What the heck is app.onLocationChangeRequested? It's what our React components invoke when they want to change pages. We also make sure that our React components has normal anchor tags with normal hrefs on them, so they work fine without JS.

var PersonLinkComponent = React.createFactory(React.createClass({
    gotoPerson: function (e) {
        e.preventDefault();
        app.onLocationChangeRequested(this.getPath());
    },
    getPath: function () {
        return "/people/" + this.props.person.id
    },
    render: function () {
        return React.DOM.a(
            {onClick: this.gotoPerson, href: this.getPath()},
            "Go to person " + this.props.person.name);
    }
}));

var HomePageComponent = React.createFactory(React.createClass({
    render: function () {
        return React.DOM.div(
            null,
            React.DOM.h1(null, "The home page!"),
            this.props.people.map(function (p) {
                return React.DOM.p({key: p.id}, PersonLinkComponent({person: p}))
            }));
    }
}));

So in the browser, HTML5 pushState changes the URL and causes the JS routing to be invoked, as we saw earlier. But on the server, we don't generate a DOM, we just get HTML. So none of the onClick stuff is passed on. We just get a plain anchor tag with a href. And what's interesting here, is that if we disable JS alltogether, our app will still work! We share the routing between the server and browser, so when no JS intercepts the click, the URL loads good ol' browser style, and our backend is invoked and loads the React component for that URL. Splendid!

The big tradeoff: Using JS that requires a browser

There's a glaring problem here. If you create React components that invokes 3rd party code, such as jQuery plugins, Bootstrap's JS components, and so on, you're in for trouble. That means you'll get exceptions when attempting to render this on the server, since these 3rd party JS components expects a full browser environment, something Nashorn is not.

I'm not an experienced React developer, so I don't know how this is typically solved. I would imagine it's possible to greate "progressive enhancement" stype React components, so that you'll yield virtual DOM for a plain input box, and somehow enhance it with a auto-complete JS. It really doesn't make any sense to render interactive components on the server anyway.

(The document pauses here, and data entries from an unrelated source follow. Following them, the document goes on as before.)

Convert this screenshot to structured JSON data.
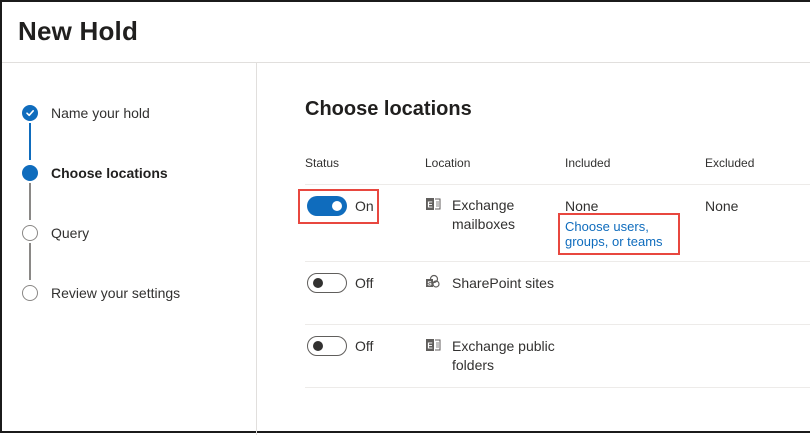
{
  "header": {
    "title": "New Hold"
  },
  "steps": [
    {
      "label": "Name your hold",
      "state": "done"
    },
    {
      "label": "Choose locations",
      "state": "current"
    },
    {
      "label": "Query",
      "state": "todo"
    },
    {
      "label": "Review your settings",
      "state": "todo"
    }
  ],
  "main": {
    "heading": "Choose locations",
    "columns": {
      "status": "Status",
      "location": "Location",
      "included": "Included",
      "excluded": "Excluded"
    },
    "rows": [
      {
        "status": "On",
        "enabled": true,
        "location_line1": "Exchange",
        "location_line2": "mailboxes",
        "icon": "exchange-icon",
        "included": "None",
        "included_link_line1": "Choose users,",
        "included_link_line2": "groups, or teams",
        "excluded": "None"
      },
      {
        "status": "Off",
        "enabled": false,
        "location_line1": "SharePoint sites",
        "icon": "sharepoint-icon"
      },
      {
        "status": "Off",
        "enabled": false,
        "location_line1": "Exchange public",
        "location_line2": "folders",
        "icon": "exchange-icon"
      }
    ]
  },
  "colors": {
    "accent": "#0f6cbd",
    "highlight": "#e8473f"
  }
}
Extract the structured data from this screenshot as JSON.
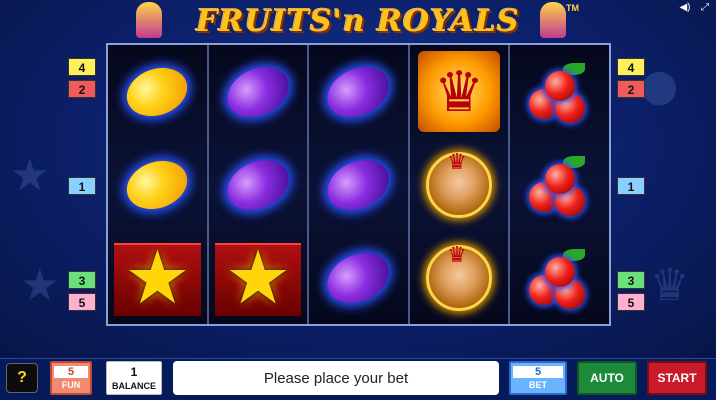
{
  "game": {
    "title": "FRUITS'n ROYALS",
    "trademark": "TM"
  },
  "system_icons": [
    "volume-icon",
    "fullscreen-icon"
  ],
  "reels": [
    [
      "lemon",
      "lemon",
      "star"
    ],
    [
      "plum",
      "plum",
      "star"
    ],
    [
      "plum",
      "plum",
      "plum"
    ],
    [
      "crown",
      "queen",
      "queen"
    ],
    [
      "cherries",
      "cherries",
      "cherries"
    ]
  ],
  "paylines": {
    "left": [
      "4",
      "2",
      "1",
      "3",
      "5"
    ],
    "right": [
      "4",
      "2",
      "1",
      "3",
      "5"
    ]
  },
  "controls": {
    "help_label": "?",
    "fun_value": "5",
    "fun_label": "FUN",
    "balance_value": "1",
    "balance_label": "BALANCE",
    "message": "Please place your bet",
    "bet_value": "5",
    "bet_label": "BET",
    "auto_label": "AUTO",
    "start_label": "START"
  },
  "colors": {
    "background": "#0d2270",
    "accent_gold": "#ffc21a",
    "start_red": "#c81a2a",
    "auto_green": "#1c8a3a",
    "bet_blue": "#6ab4ff"
  }
}
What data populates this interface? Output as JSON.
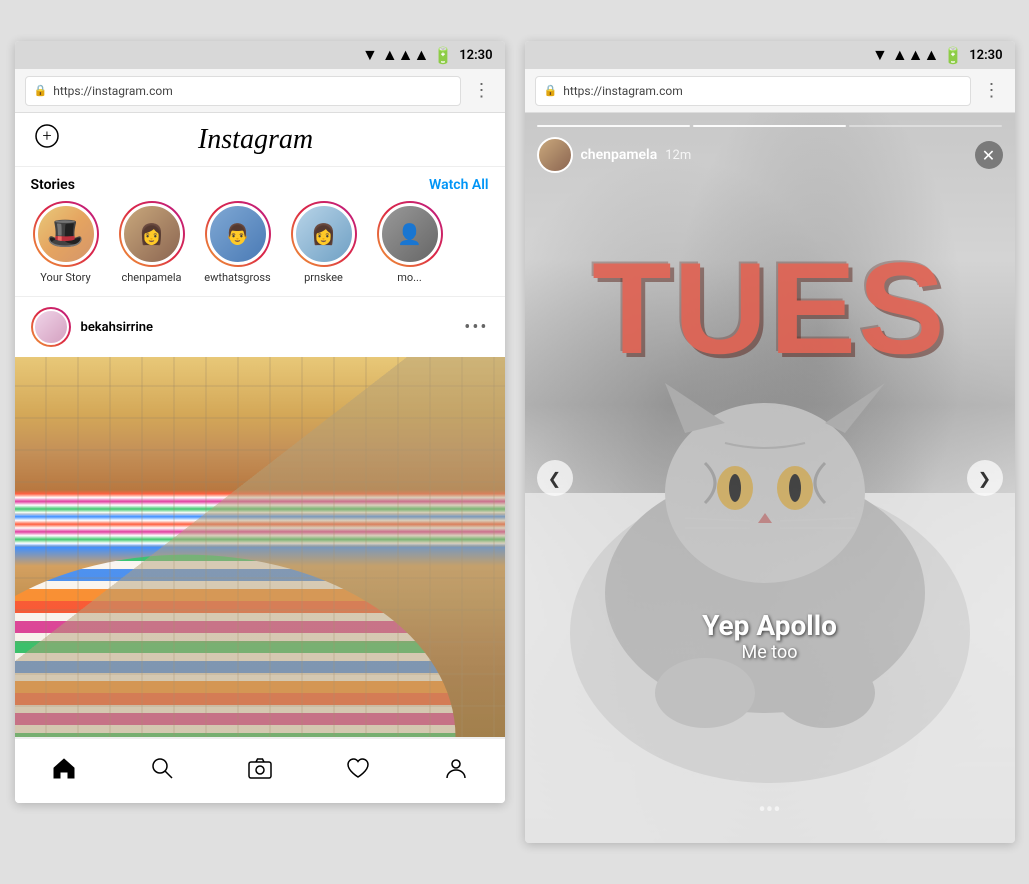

Perhaps React has something built-in that makes this easy, so that when you execute on nashorn, the DOM requiring code doesn't execute. If your components and app are progressively enhanced, you should be all good.

Wrapping up

What have we seen and learned?

We can easily render our single page app as HTML on the server if we use React
Nashorn makes it easy to invoke JS from a JVM
React handles "ehnahcing" HTML generated on the server very well
Our JS single page web app will work without JS even enabled in the browser!
All URLs will be indexable by a search engine, since our backend serves the HTML automatically in all cases

Not bad!

Again, the full POC can be found at github.com/augustl/react-nashorn-example. I haven't created any sort of reusable library for this yet, since my experience with this sort of architecture is limited to the POC.